Ele movimentava-se por entre as pessoas de modo imponente, com suas botas altas e passos pesados, ao ritmo dos quais dançava a sua longa capa negra. Caminhava com o olhar fito no horizonte, sem olhar os que o rodeavam, quando estes apenas o fitavam a ele com um olhar pensativo de recusa e espanto. Porque se veste como uma bruxa? deveriam pensar eles. Porque tem a cara branca e nela desenhada um risco de sangue a escorrer-lhe pelo canto da boca?

Num lugar como o metro, túnel escuro e sujo onde todos se cruzam sem se olharem, esta personagem conseguia a diferença, num espectáculo urbano que concentrava em si todos os olhares, antagónico ao seu pseudo lema de luto e solidão.

O ruído do metro a aproximar-se cortou repentinamente o silêncio cortante daquele espaço insípido e por momentos criou a sensação de que aquele vazio entre as pessoas, pesado há segundos atrás, não passara de uma ilusão de solidão.

Segui o mesmo caminho que a personagem até à porta em que entrámos e fitei-lhe o olhar, como que lhe dizendo não tenho medo de ti.

Entrámos. Sentámo-nos.

A música que eu ouvia no mp3, apenas me permitia observar os gestos. Gestos baloiçantes de pessoas embaladas pelo movimento do metro. Olhares silenciosos que se cruzavam uns com os outros, ocos ou repletos de questões.

À frente do gótico sentara-se um rapaz dos seus 8 anos que o olhava subtilmente, já com os apetrechos de um adulto, que sabe olhar sem expressão para esconder o que lhe vai na alma, como mandam os bons mandamentos da boa educação, mas ainda com um pouco de espanto e curiosidade a gritar por vezes mais alto. Seria ele um vampiro, questionava-se de certo. O sangue a escolher-lhe pelo canto da boca… É melhor não olhar para ele, senão ainda sou a próxima vítima!

Alguns bancos mais à frente um homem olhava fixamente para mim. Recostado no banco a olhar por entre o seu chapéu de cowbow, era do tipo de pessoa com quem não se pode comunicar através do olhar, com estrelas de testosterona a saltar-lhe pelos olhos.

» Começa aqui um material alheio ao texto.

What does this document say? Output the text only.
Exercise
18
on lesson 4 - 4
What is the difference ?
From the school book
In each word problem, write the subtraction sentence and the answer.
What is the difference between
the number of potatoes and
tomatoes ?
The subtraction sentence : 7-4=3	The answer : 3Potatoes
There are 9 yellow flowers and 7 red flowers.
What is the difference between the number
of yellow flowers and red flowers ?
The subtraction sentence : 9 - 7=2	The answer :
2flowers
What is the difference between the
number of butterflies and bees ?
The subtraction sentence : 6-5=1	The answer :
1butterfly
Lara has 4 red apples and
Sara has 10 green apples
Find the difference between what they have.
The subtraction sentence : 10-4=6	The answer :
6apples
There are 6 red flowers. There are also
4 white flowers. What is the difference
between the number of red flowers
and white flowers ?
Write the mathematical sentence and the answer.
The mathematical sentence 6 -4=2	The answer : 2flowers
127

Até que cruzei o olhar com a única pessoa que ia perto de mim, no banco em frente do lado esquerdo. Um olhar escuro, doce e triste. Perdido. Um cruzamento entre indiano e japonês, brasileiro talvez. Agarrava a cabeça com as mãos, tapando as orelhas como que não querendo ouvir eu estava a ouvir, alguém a gritar “Anytime you need love baby I'm on your side.
Just let me be the one I can make it alright. I can make it alright”. Compreendo-te. Quantas pessoas já não to disseram antes? Começas a chorar. Olho para ti e escondes-te atrás da gola do casaco. Limpas as lágrimas com ela. Estás bem? quero-te perguntar. Mas não pergunto, sou como todas as outras pessoas que viajam neste metro, fechadas dentro do seu próprio silêncio, a quem o egoísmo e a vergonha comandam a vida. Parecem haver linhas que não se podem transpor. Muros atrás dos quais cada um de nós vive e às portas dos quais não se pode ousar bater. Todos tão perto mas tão incrivelmente sós.

Próxima estação: Marquês de Pombal.

O gótico levanta-se e o voo curvado da sua longa capa negra bate-me na perna. O metro pára. O gótico sai.

O rapaz intrigado enche a mãe com perguntas e esta ri-se olhando para mim, como se eu estivesse a ouvir a conversa.
O cowbow adormeceu. Acordou a sorrir, ainda a olhar para mim.

O indiano continua a chorar. É tão belo. Fascinam-me as pessoas que possuem um tanto de tantas terras. Interrogo-me se faria alguma diferença eu falar com ele. Algo na vida dele iria mudar? Por segundos que fosse? Ficarei sem saber.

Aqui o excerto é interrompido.